On Monday afternoon, they began their 22nd meeting in far more understated circumstances, a first-round match in the secluded suburbs of Cincinnati. In the arduous, jittery match that followed, as both men battled their bodies as well as each other, Murray overcame a bout of cramping and a break in the third set as he drew upon his typical grit to emerge as the victor, 7-6(3), 5-7, 7-5.

“When you’re cramping, you need to try to relax because you don’t want to be playing long points,” Murray said. “Whenever I had the chance, I tried to play aggressive, get him defending a little bit.
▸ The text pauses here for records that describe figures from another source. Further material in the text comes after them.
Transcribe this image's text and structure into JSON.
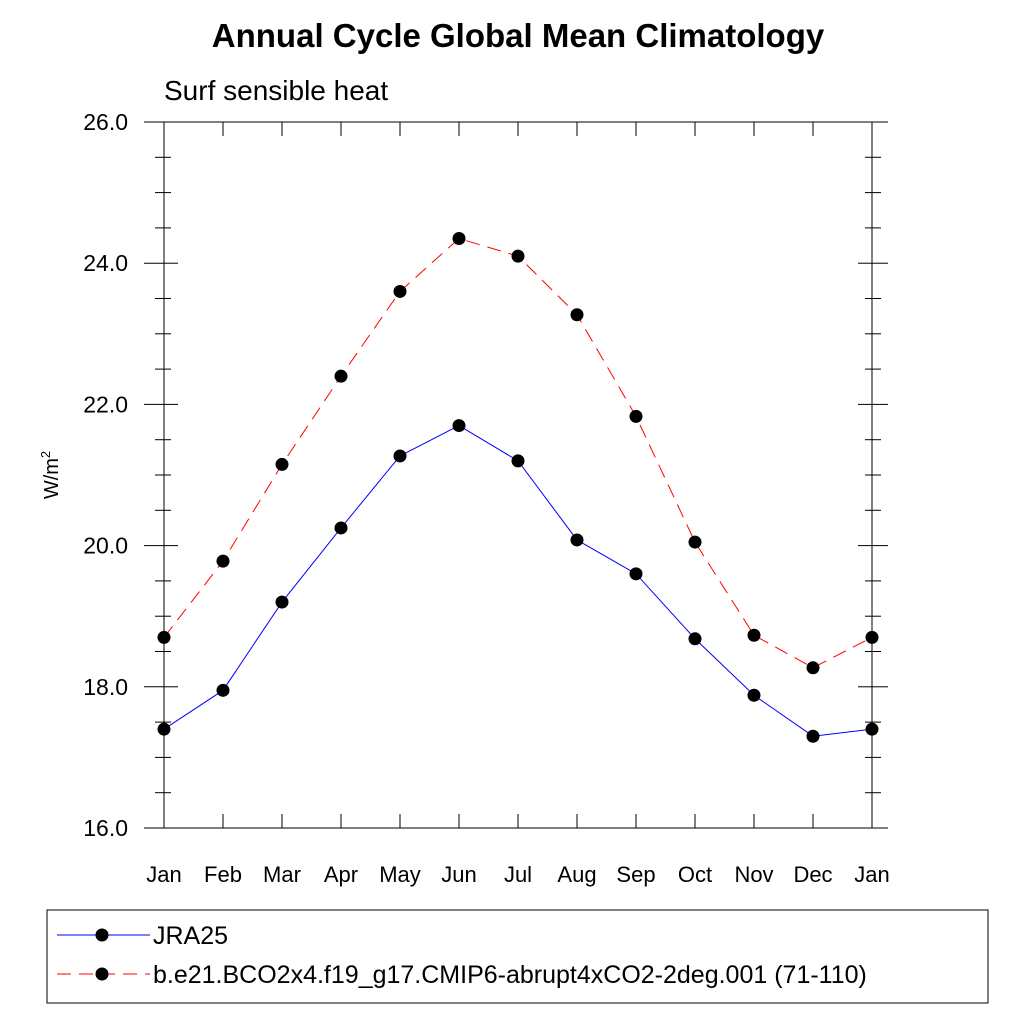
{
  "chart_data": {
    "type": "line",
    "title": "Annual Cycle Global Mean Climatology",
    "subtitle": "Surf sensible heat",
    "ylabel_base": "W/m",
    "ylabel_sup": "2",
    "xlabel": "",
    "categories": [
      "Jan",
      "Feb",
      "Mar",
      "Apr",
      "May",
      "Jun",
      "Jul",
      "Aug",
      "Sep",
      "Oct",
      "Nov",
      "Dec",
      "Jan"
    ],
    "ylim": [
      16.0,
      26.0
    ],
    "yticks": [
      16.0,
      18.0,
      20.0,
      22.0,
      24.0,
      26.0
    ],
    "ytick_labels": [
      "16.0",
      "18.0",
      "20.0",
      "22.0",
      "24.0",
      "26.0"
    ],
    "grid": false,
    "legend_placement": "bottom",
    "series": [
      {
        "name": "JRA25",
        "color": "#0000ff",
        "dashed": false,
        "marker_color": "#000000",
        "values": [
          17.4,
          17.95,
          19.2,
          20.25,
          21.27,
          21.7,
          21.2,
          20.08,
          19.6,
          18.68,
          17.88,
          17.3,
          17.4
        ]
      },
      {
        "name": "b.e21.BCO2x4.f19_g17.CMIP6-abrupt4xCO2-2deg.001 (71-110)",
        "color": "#ff0000",
        "dashed": true,
        "marker_color": "#000000",
        "values": [
          18.7,
          19.78,
          21.15,
          22.4,
          23.6,
          24.35,
          24.1,
          23.27,
          21.83,
          20.05,
          18.73,
          18.27,
          18.7
        ]
      }
    ]
  }
}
Because on this court, with the speed of the court, how lively it is, I was having to do lots of running when I wasn’t doing too much with the ball so going for my shots worked for me.”

It marked an essential win after what has been a difficult period for Murray. His grass-court season had started with an extremely promising run to the final of Stuttgart. After the abdominal injury he suffered in the tight final with Matteo Berrettini then the second round loss at Wimbledon to a red-lining John Isner, he immediately travelled to the United States in search of wins and points to build his ranking.

They did not follow. Murray reached one quarter-final in Newport, then he lost his opening match of his following two events, suffering from cramp in a miserable experience against the world No 115 Mikael Ymer. Last week in Montreal, he meekly lost 6-1, 6-3 to No 13 Taylor Fritz, looking slow and listless throughout.

Early on here, Murray served well and he successfully tested Wawrinka’s shot tolerance with his defence but his positive contributions were mixed with tentative forehands and too many unforced errors. Against an opponent who has won only three matches in his nine events since returning from foot surgery, Murray was far more solid when it counted in the opening set tiebreak.

But from the second set, he struggled as Wawrinka found a cleaner stretch of ball striking, spraying loose errors as he was unable to move Wawrinka around the court despite the Swiss’s diminished movement. After conceding his serve and the second set, Murray began to cramp in his left leg and he attempted an underarm serve. As he surrendered his service game he fell behind 2-0.

Even as he despaired, Murray fought, as he always does, his physical issues prompting him to attack freely, continually forcing Wawrinka on the back foot. The physio continually entered the court, but Murray recovered the break deficit and broke again at 5-5 in the third set before serving out to win.

The reward is a second-round match that will push him even further to his limits. British No 1 Cameron Norrie emerged as victor in his own tight first-round battle, edging out the talented 19-year-old Holger Rune 7-6(5), 4-6. 6-4. The two British players will face each other in the second round on Wednesday.

Meanwhile, on Sunday afternoonhere, a fan was ejected from the all-Russian match between Anastasia Potapova and Anna Kalinskaya after sitting in the stands with a Ukrainian flag wrapped around her. The fan had sat in the stands silently, but her presence prompted a complaint from one of the players, with tournament security eventually escorting her from the court.

The highly anticipated first-round match between Serena Williams and Emma Raducanu here was abruptly postponed from Monday to Tuesday night, frustrating fans who had spent considerable money and travelled to the event to watch the match.